Parsing: (01) Background

What is this parsing stuff all about?

https://ucsb-cs56-pconrad.github.io/tutorials/parsing_01_background

Acknowledgments: this series or articles is joint work, a collaboration between Kyle Dewey and Phill Conrad.

The execution of a program is a complex problem requiring multiple distinct components working together. To illustrate this complexity, consider the snippet of Java code below:

if (x > 7) { // magic number
  foo = 10;
} else {
  /* TODO: this needs a better solution
     right now this is broken */
  System.err.println( "FIX THIS CODE" );
}

From a human standpoint, the above code is relatively simple. However, from the standpoint of a system which reads the above code character-by-character, there are immediately some challenges here, including:

  1. The characters x > 7 (as in the above program) have the same meaning as x>7, as whitespace is unimportant in this context. For simplicity and consistency, these two forms should be treated uniformly. Simply stripping programs of all whitespace looks promising here, except…
  2. Some whitespace is significant. For example, with "FIX THIS CODE", we cannot simply strip out the whitespace. Otherwise the program would print "FIXTHISCODE", which differs from the intended string. In this particular example, the component which reads the code must understand that " is somehow significant, and that the whole string "FIX THIS CODE" must be treated as a single unit.
  3. Certain groupings of characters act as a single unit. This was true for "FIX THIS CODE", but it is also true for if, else, foo, System, err, and println. This is even true for 10, which represents the decimal constant “10” as opposed to two completely independent digits. Each of these element groupings are indivisible.
  4. Whole groupings of characters form even larger cohesive units. The previous point alone suggests that the character string if if else if if if might form a valid program, but this clearly isn’t true. In the Java snippet, if and else work together to form a single if-else statement.
  5. Making things even more complex with the if-else statement in the Java code snippet, the braces ({ and }) are not actually required here. If we had multiple statements they would be required. As with the first point, this difference is not significant when it comes to actually executing the code (they work the same), so they should be treated uniformly.
  6. We can have recursive forms. While System.err.println(...) may look simple, this actually reads as (System.err).println(...). That is, this uses the dot (.) operator in a nested way. Nested loops and nested if-else statements behave similarly.
  7. The variables x and foo have particular values which may change as the program is executed. The values of these variables are independent of issues like whether or not braces were used in if-else statements. Additionally, the comments in the above code have no effect on the program’s execution. As such, actually executing the code is a very different problem from reading the code.

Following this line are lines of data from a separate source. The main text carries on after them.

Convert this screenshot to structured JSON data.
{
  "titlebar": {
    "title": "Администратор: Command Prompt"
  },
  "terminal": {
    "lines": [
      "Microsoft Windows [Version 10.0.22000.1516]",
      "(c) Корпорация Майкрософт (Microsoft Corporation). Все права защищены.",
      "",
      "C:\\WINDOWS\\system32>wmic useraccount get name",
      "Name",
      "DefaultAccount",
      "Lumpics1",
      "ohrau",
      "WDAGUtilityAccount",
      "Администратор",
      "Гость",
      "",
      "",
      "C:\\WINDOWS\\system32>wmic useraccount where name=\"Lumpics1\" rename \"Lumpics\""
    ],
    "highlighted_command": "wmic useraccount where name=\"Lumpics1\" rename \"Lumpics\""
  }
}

This is but a short list of potential challenges, but the main point should be clear: this is a complex problem, with multiple different concerns in play.

The trick which is often employed to make this tractable to reason about is to separate these problems into distinct phases, where each phase addresses a unique set of concerns. There are different ways of going about this. However, one of the simplest and most commonly-employed methods is to take a three-phase approach, where the phases are (in order):

  1. Tokenization: Turning a sequence of characters into a sequence of tokens.
  2. Parsing: checking the order of the tokens, and constructing an Abstract Syntax Tree (AST) that represents the meaning of the input.
  3. Evaluation/Translation: processing the AST to evaluate the input or translate it into another form:
    • For arithmetic expressions this might mean “computing the result”
    • For a compiler, it might mean producing Java bytecode or machine language code.
    • For an HTML parser, it might mean “rendering a web page with the correct formatting, fonts, colors, etc.”